After configuring your workers to detect the plugin, we must still write a configuration for the connector, to tell it how to write the data into QuasarDB. For this, we define a connector.properties file as follows:

name=qdb-sink
connector.class=QdbSinkConnector
tasks.max=10
topics=topic1,topic2
qdb.cluster=qdb://my.qdb-server:2836/
qdb.table_from_topic=topic1=table1,topic2=table2

This will tell the QuasarDB Sink to connect to the QuasarDB cluster at qdb://my.qdb-server:2836, and perform a translation of topics to tables:

  • Kafka topic topic1 is translated to QuasarDB table table1
  • Kafka topic topic2 is translated to QuasarDB table table2

The QuasarDB Sink that all columns present in the table match a column with the same name in the Json data structure.

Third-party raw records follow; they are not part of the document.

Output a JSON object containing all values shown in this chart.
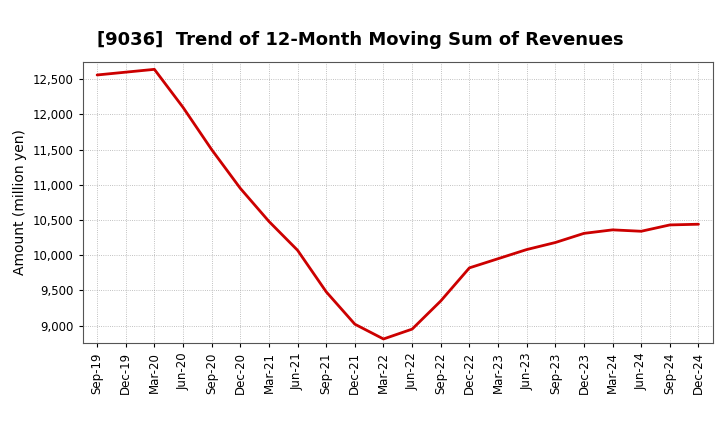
{
  "title": "[9036]  Trend of 12-Month Moving Sum of Revenues",
  "ylabel": "Amount (million yen)",
  "line_color": "#cc0000",
  "line_width": 2.0,
  "background_color": "#ffffff",
  "grid_color": "#999999",
  "x_labels": [
    "Sep-19",
    "Dec-19",
    "Mar-20",
    "Jun-20",
    "Sep-20",
    "Dec-20",
    "Mar-21",
    "Jun-21",
    "Sep-21",
    "Dec-21",
    "Mar-22",
    "Jun-22",
    "Sep-22",
    "Dec-22",
    "Mar-23",
    "Jun-23",
    "Sep-23",
    "Dec-23",
    "Mar-24",
    "Jun-24",
    "Sep-24",
    "Dec-24"
  ],
  "y_values": [
    12560,
    12600,
    12640,
    12100,
    11500,
    10950,
    10480,
    10070,
    9480,
    9020,
    8810,
    8950,
    9350,
    9820,
    9950,
    10080,
    10180,
    10310,
    10360,
    10340,
    10430,
    10440
  ],
  "ylim": [
    8750,
    12750
  ],
  "yticks": [
    9000,
    9500,
    10000,
    10500,
    11000,
    11500,
    12000,
    12500
  ],
  "title_fontsize": 13,
  "label_fontsize": 10,
  "tick_fontsize": 8.5
}
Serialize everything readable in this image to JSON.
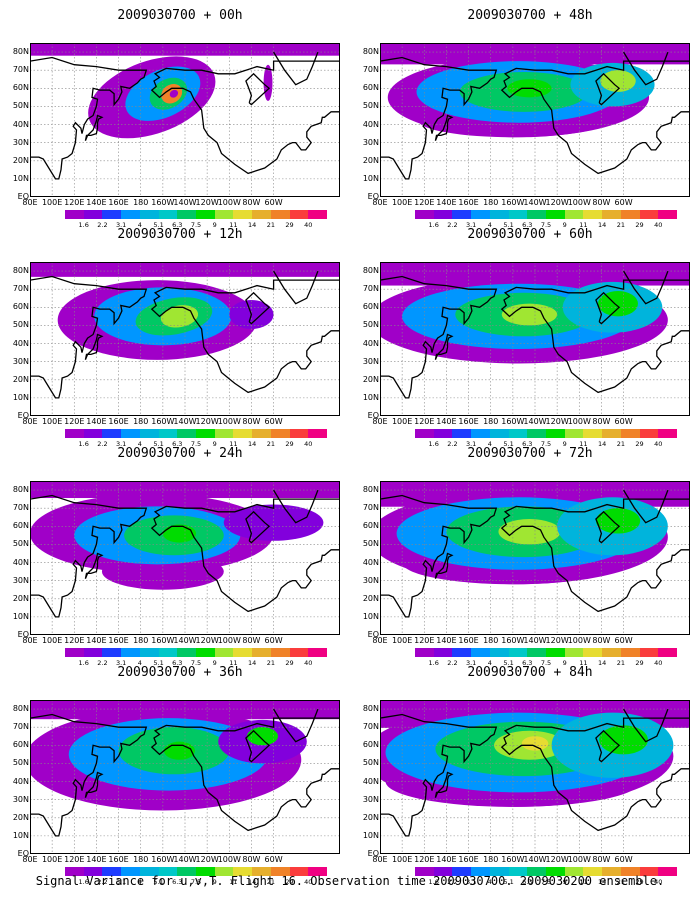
{
  "figure": {
    "caption": "Signal Variance for u,v,T. Flight 16. Observation time 2009030700. 2009030200 ensemble."
  },
  "lat_labels": [
    "80N",
    "70N",
    "60N",
    "50N",
    "40N",
    "30N",
    "20N",
    "10N",
    "EQ"
  ],
  "lon_labels": [
    "80E",
    "100E",
    "120E",
    "140E",
    "160E",
    "180",
    "160W",
    "140W",
    "120W",
    "100W",
    "80W",
    "60W"
  ],
  "colorbar": {
    "labels": [
      "1.6",
      "2.2",
      "3.1",
      "4",
      "5.1",
      "6.3",
      "7.5",
      "9",
      "11",
      "14",
      "21",
      "29",
      "40"
    ],
    "colors": [
      "#a000c8",
      "#8200dc",
      "#1e3cff",
      "#0096ff",
      "#00b4dc",
      "#00c8c8",
      "#00c864",
      "#00dc00",
      "#a0e632",
      "#e6dc32",
      "#e6af2d",
      "#f08228",
      "#fa3c3c",
      "#f00082"
    ]
  },
  "panels": [
    {
      "title": "2009030700 + 00h",
      "level": 0
    },
    {
      "title": "2009030700 + 48h",
      "level": 4
    },
    {
      "title": "2009030700 + 12h",
      "level": 1
    },
    {
      "title": "2009030700 + 60h",
      "level": 5
    },
    {
      "title": "2009030700 + 24h",
      "level": 2
    },
    {
      "title": "2009030700 + 72h",
      "level": 6
    },
    {
      "title": "2009030700 + 36h",
      "level": 3
    },
    {
      "title": "2009030700 + 84h",
      "level": 7
    }
  ]
}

We rely on Kafka Connect Transformations for you to extract and rename the fields to match the format in QuasarDB tables. For more information, see the official documentation.

Running the worker

Assuming you saved the worker.properties and connector.properties in /opt/kafka/config/, we can then launch a Kafka Connect worker like this:

/opt/kafka/bin/connect-standalone.sh /opt/kafka/config/worker.properties /opt/kafka/config/connector.properties

You should see periodic log messages of the Kafka connector flushing its output towards QuasarDB.

6.10.4. Performance Considerations

To achieve the best performance, please take note of the following considerations when modelling your Kafka topics and installing the plugins:

  • Partition your topics by table destination; this will benefit distributed workers tremendously, and avoid the performance penalty you get when writing into the same QuasarDB shard by multiple concurrent workers
  • Try to buffer as long as possible, but not longer: ideally you let each of your Kafka workers buffer exactly one shard of data; e.g. when your shard size is 5 minutes, you provide your Kafka worker with a offset.flush.interval.ms=300000.
  • Tune your workers’ systems as outlined in the Performance tuning documentation.